Client-side JavaScript removes it pixel-by-pixel after the image loads:

const margin = 10;

for (let i = 0; i < data.length; i += 4) {
    const r = data[i];
    const g = data[i + 1];
    const b = data[i + 2];

    // Blue background detection: b > r + margin AND b > g + margin
    // Can't touch grayscale pixels (where r ≈ g ≈ b)
    if (b > r + margin && b > g + margin) {
        data[i + 3] = 0;  // Set alpha to 0 (transparent)
    }
}

Because the sprites are grayscale only, the blue channel in any actual sprite pixel is always roughly equal to red and green. Pure blue (#0000FF) is maximally distant from that, so the algorithm never accidentally erases part of the sprite.

Prompt-Based Input Cleaning

Users type all kinds of things: "make me sunglases", "i want a big bookshelf thing", or just "lamp". Before hitting the image model, a small LLM call extracts and cleans the item name. This is a pattern I use throughout: cheap, fast AI for structured extraction before the expensive generation step.

response = client.chat.completions.create(
    model="gpt-4o-mini",
    messages=[
        {
            "role": "system",
            "content": "Extract just the item name from the user's input. "
                       "Fix spelling errors. Return ONLY the clean noun phrase. "
                       "No explanations, no quotes, just 1-4 words."
        },
        {"role": "user", "content": raw_prompt}
    ],
    max_tokens=20,
    temperature=0
)

A $0.001 extraction call saves a $0.04 image generation from being wasted on a misspelled or overly verbose prompt.

Design Decisions

Why a blue background for chroma key? Pure blue (#0000FF) is maximally distant from grayscale. The removal algorithm only needs one comparison per pixel, and since sprite content is grayscale, it can never accidentally make part of the sprite transparent.

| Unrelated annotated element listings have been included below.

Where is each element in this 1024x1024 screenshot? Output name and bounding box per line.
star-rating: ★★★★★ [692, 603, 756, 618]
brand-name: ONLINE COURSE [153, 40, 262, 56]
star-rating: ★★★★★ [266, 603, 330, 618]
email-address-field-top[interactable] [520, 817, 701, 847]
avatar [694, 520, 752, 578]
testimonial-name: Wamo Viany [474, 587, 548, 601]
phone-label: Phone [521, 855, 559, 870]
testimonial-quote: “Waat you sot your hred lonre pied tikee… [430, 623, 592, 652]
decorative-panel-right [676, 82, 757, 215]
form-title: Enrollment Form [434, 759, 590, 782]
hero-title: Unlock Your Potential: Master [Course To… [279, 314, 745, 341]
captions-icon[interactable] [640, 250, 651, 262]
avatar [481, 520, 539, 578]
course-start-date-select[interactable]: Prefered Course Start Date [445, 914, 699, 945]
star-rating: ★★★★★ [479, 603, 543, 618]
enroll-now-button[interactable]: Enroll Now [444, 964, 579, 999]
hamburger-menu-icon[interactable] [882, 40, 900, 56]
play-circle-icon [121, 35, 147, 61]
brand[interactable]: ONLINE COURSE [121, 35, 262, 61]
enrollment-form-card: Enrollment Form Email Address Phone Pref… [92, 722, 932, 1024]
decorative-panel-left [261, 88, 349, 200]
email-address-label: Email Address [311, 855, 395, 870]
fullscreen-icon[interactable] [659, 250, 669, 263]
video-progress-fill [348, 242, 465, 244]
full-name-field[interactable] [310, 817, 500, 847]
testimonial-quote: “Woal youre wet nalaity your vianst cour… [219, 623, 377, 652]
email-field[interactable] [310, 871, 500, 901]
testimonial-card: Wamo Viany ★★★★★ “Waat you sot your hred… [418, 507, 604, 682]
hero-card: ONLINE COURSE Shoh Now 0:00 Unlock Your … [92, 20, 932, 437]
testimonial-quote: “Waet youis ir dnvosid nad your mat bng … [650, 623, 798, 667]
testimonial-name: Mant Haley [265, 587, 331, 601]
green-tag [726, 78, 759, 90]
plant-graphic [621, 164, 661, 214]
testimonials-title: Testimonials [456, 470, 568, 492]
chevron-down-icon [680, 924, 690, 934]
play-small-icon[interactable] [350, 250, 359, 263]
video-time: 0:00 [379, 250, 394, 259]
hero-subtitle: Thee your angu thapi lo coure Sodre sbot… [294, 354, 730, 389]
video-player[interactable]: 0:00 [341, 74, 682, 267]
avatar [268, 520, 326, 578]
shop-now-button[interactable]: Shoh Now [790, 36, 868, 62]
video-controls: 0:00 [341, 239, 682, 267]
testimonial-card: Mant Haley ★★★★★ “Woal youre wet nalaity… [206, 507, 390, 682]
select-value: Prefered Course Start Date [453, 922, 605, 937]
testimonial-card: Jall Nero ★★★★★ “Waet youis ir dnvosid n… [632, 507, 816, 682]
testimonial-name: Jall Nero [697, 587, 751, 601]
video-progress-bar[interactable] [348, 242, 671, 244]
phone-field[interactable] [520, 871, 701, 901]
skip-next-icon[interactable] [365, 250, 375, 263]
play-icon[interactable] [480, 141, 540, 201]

Why Imagen over DALL-E? Google's Imagen 4 Fast via Replicate produces more consistent pixel art at lower latency. The API is pay-per-generation with no subscription, which is a good fit for a portfolio project with sporadic traffic.

Why clean input with AI first? Garbage in, garbage out. Image models don't handle typos or verbose phrasing well. A fast extraction step normalizes the input so the prompt template works reliably every time.